Facilitating Normative Judgments of Conditional Probability: Frequency or Nested Sets?

Recent probability judgment research contrasts two opposing views. Some theorists have emphasized the role of frequency representations in facilitating probabilistic correctness; opponents have noted that visualizing the probabilistic structure of the task sufficiently facilitates normative reasoning. In the current experiment, the following conditional probability task, an isomorph of the “Problem of Three Prisoners” was tested. “A factory manufactures artificial gemstones. Each gemstone has a 1/3 chance of being blurred, a 1/3 chance of being cracked, and a 1/3 chance of being clear.

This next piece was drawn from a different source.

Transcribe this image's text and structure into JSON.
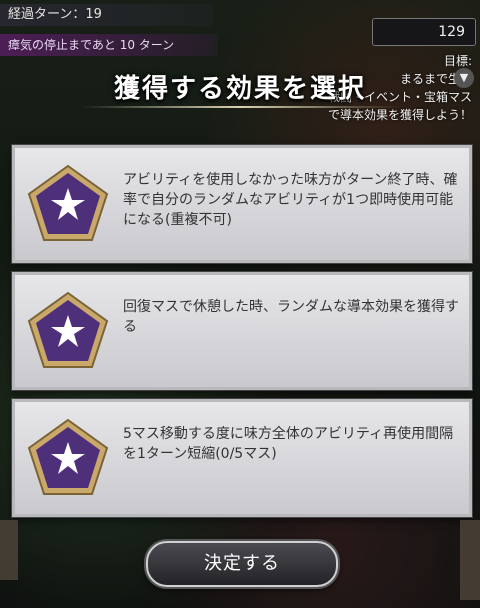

An inspection machine removes all cracked gemstones, and retains all clear gemstones. However, the machine removes ½ of the blurred gemstones. What is the chance that a gemstone is blurred after the inspection?” A 2 × 2 design was administered. The first variable was the use of frequency instruction. The second manipulation was the use of a roulette-wheel diagram that illustrated a “nested-sets” relationship between the prior and the posterior probabilities. Results from two experiments showed that frequency alone had modest effects, while the nested-sets instruction achieved a superior facilitation of normative reasoning. The third experiment compared the roulette-wheel diagram to tree diagrams that also showed the nested-sets relationship. The roulette-wheel diagram outperformed the tree diagrams in facilitation of probabilistic reasoning. Implications for understanding the nature of intuitive probability judgments are discussed.